When I first heard about the news I thought that he had perhaps resisted arrested and was shot and killed as a result?. If that were true why wasn't a rubber bullet used?. However that may not have been how it played out.

In any case I too tend not to take pride in any sort in the killing of an individual. Though if someone took the life of a family member or friend I would likely remain rather unsympathetic for whether the person who committed the crime remains dead or alive afterwards. I tend to think that most people would agree with that though.

However that is a much different case as I doubt whether Bin Laden alone was the culprit for murders. After all it took more than one person to fly multiple airplanes into multiple buildings.

Anonymous said...

While on the topic of Palestinians (deeper into your thoughts), the fact that by in large radical groups with a history of committing violent acts (i.e. Zionists) are the driver behind long ongoing war there deserves mention somewhere.
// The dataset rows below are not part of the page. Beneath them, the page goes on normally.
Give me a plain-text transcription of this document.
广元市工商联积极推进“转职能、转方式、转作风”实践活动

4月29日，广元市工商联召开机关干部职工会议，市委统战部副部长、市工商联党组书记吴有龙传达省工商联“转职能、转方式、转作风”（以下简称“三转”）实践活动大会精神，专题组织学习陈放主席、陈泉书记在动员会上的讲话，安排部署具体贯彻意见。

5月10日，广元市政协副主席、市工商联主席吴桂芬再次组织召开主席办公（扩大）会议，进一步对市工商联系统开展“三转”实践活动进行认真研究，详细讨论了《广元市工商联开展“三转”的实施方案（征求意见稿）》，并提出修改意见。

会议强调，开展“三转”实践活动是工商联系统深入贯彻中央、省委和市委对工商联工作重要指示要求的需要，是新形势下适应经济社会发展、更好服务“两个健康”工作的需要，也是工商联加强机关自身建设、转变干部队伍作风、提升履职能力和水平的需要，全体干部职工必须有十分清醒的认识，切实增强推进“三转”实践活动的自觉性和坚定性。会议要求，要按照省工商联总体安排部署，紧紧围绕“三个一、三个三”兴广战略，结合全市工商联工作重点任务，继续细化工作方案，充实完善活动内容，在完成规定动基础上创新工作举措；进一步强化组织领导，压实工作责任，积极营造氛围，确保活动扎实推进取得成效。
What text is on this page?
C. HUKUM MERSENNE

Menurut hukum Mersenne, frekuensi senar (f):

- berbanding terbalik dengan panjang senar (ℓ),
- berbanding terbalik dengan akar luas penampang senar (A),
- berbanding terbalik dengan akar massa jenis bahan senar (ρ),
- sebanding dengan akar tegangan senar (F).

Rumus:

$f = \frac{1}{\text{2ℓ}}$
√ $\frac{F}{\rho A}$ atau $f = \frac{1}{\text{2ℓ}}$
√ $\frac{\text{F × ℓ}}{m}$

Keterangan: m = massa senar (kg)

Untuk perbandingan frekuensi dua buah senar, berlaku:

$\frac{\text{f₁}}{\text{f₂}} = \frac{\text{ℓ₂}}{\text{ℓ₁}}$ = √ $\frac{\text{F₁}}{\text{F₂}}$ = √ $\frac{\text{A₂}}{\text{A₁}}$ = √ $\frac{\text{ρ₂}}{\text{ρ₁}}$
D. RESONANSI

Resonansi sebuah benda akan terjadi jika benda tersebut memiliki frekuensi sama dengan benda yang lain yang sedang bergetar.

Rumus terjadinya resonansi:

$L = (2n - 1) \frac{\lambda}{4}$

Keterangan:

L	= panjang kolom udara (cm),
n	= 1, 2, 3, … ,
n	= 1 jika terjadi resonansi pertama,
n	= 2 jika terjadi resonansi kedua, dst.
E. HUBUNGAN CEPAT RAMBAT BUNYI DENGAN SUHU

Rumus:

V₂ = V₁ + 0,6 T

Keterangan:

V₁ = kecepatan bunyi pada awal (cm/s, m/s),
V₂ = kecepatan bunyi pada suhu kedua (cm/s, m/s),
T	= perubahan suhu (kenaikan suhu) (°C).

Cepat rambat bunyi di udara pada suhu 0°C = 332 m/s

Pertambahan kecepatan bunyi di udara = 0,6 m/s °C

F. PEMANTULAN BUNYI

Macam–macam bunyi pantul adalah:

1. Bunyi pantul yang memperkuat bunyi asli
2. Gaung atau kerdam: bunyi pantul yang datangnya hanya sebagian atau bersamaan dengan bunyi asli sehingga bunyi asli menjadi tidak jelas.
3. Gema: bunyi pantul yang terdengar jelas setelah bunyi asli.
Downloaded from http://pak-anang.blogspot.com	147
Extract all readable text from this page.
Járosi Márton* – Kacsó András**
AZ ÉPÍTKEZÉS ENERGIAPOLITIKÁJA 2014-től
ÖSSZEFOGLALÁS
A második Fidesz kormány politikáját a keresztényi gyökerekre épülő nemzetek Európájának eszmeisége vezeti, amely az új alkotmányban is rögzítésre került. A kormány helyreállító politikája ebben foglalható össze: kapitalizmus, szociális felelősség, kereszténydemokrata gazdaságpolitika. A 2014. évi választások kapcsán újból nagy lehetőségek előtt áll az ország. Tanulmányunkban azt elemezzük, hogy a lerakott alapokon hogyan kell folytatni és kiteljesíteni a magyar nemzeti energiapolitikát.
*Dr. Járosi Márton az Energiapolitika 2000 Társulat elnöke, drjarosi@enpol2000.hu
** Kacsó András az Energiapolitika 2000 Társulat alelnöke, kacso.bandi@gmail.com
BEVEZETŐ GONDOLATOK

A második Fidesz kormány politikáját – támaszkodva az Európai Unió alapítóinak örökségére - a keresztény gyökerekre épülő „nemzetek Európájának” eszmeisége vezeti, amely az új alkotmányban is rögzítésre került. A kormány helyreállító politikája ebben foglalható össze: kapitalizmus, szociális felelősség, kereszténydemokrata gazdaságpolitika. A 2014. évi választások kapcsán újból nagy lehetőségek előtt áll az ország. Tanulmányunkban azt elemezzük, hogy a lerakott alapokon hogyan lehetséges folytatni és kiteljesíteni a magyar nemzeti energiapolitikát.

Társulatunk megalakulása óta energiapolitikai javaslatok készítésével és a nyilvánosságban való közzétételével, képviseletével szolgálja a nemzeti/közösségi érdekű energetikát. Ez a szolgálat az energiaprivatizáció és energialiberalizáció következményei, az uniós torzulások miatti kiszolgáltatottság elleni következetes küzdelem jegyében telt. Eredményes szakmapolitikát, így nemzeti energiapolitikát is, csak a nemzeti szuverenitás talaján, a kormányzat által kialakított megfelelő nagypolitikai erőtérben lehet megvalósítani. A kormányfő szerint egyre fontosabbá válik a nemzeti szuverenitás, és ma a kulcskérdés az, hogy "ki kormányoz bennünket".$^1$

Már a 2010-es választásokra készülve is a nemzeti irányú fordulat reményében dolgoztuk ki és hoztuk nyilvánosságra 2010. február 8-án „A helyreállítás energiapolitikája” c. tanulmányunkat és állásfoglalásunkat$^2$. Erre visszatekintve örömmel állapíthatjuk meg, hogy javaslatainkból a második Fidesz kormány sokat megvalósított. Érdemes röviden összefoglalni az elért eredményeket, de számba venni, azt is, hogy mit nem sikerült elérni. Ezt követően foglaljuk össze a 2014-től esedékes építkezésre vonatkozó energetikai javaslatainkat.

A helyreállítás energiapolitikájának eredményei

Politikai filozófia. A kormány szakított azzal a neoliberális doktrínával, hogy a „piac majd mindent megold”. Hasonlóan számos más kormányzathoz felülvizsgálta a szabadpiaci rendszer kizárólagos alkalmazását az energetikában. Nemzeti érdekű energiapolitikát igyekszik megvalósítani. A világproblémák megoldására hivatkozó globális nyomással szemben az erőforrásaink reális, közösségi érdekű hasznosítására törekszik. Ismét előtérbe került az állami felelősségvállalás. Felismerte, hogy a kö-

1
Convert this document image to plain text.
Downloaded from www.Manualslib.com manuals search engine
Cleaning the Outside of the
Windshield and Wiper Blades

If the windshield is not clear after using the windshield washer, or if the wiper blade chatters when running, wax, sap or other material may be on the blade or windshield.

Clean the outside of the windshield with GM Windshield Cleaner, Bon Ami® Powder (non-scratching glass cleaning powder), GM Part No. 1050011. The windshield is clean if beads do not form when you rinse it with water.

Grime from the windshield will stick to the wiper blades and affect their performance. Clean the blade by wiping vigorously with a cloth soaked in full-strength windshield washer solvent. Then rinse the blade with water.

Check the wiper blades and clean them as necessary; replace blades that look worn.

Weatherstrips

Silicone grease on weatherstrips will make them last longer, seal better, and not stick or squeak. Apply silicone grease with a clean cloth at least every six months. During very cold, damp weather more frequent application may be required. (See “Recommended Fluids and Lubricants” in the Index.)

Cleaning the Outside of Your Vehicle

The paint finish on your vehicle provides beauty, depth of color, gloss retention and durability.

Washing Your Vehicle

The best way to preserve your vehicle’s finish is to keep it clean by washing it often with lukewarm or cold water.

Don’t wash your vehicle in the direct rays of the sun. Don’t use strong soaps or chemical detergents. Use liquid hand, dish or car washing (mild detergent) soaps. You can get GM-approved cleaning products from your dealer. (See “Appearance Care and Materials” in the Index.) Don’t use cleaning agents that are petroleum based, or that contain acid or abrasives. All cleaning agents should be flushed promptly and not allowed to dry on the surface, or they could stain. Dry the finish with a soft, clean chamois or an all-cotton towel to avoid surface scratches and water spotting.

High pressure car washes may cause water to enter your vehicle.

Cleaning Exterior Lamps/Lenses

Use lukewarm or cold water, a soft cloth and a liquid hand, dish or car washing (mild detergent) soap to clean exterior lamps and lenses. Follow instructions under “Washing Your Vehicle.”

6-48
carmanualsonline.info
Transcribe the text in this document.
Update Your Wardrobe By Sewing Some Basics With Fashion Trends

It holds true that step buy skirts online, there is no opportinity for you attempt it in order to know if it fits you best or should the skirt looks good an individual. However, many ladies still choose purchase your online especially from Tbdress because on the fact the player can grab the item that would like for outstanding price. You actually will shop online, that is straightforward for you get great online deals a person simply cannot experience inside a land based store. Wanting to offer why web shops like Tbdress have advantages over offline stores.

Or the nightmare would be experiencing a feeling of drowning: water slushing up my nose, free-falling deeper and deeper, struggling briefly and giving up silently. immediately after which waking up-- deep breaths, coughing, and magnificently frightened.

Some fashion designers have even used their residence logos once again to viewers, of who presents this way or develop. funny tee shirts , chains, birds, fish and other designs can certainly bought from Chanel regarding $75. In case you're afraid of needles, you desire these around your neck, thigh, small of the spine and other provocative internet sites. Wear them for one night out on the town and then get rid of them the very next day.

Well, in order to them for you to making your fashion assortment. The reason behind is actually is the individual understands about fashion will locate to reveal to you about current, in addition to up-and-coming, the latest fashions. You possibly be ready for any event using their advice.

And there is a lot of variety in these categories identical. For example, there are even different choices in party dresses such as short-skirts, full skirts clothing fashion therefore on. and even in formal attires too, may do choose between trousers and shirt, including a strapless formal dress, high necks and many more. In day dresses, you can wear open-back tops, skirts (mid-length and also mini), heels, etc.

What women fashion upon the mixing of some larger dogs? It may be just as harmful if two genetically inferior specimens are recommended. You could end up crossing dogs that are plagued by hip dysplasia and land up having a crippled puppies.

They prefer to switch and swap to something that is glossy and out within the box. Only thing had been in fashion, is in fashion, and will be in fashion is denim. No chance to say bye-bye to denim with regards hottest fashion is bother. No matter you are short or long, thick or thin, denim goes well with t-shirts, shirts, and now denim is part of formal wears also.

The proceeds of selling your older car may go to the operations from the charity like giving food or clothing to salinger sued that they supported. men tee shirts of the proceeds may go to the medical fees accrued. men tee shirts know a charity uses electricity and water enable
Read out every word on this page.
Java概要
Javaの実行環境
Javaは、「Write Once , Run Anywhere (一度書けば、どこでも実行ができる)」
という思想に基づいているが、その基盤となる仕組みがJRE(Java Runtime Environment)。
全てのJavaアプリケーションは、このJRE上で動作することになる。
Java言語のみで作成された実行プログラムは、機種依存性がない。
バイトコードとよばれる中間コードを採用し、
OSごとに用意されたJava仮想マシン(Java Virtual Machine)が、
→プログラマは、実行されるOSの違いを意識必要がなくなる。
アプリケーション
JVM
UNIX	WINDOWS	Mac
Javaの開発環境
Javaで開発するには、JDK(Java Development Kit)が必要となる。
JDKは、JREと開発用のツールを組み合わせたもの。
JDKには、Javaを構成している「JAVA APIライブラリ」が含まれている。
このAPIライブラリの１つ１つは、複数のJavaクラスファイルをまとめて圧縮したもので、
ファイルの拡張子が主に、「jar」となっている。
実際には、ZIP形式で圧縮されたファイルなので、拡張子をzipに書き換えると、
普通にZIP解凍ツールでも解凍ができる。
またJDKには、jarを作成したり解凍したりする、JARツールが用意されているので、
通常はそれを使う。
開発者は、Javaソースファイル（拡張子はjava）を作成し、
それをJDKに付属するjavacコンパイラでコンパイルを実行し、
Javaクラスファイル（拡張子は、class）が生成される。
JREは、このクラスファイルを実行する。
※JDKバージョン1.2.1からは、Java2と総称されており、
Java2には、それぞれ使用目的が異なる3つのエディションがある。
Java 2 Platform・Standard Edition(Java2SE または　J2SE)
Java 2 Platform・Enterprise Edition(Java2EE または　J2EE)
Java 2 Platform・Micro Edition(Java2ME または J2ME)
For I believe that most Israeli and Palestinians would rather live with each other in peace than apart.

Chuck Doswell said...

If OBL had thrown up his hands immediately and walked over on his knees to the SEALs in abject surrender, he might have been taken alive. Otherwise, this was a team very much inclined not to allow him to live - i.e., a death squad.

Oscar van der Velde said...

I agree he should have been captured. But you could be sure he would be tortured forever then. The reputation of America with regard to torture is already very bad since Bush. And there would always be human rights groups insisting on a fair trial and Americans who don't want to put him in prison on US ground. I suppose Obama just wanted to get over with it quickly.

I also don't understand who still wants to see the gruesome pictures. You've got to be sick if imprinting such pictures in your lasting memory give you satisfaction.

Talking about inconsistency of US/European values and actions: why are we all in Libya "protecting the people against the regime" but not in Syria? On the other hand, the USA keeps actively supporting a regime which used excessive military power against civilians in Gaza not long ago. Including white phosphorus.

And how about a fair trial for the Wiki-leak US soldier? A small crime to reveal a much bigger crime. Which of the offenders should be punished harder?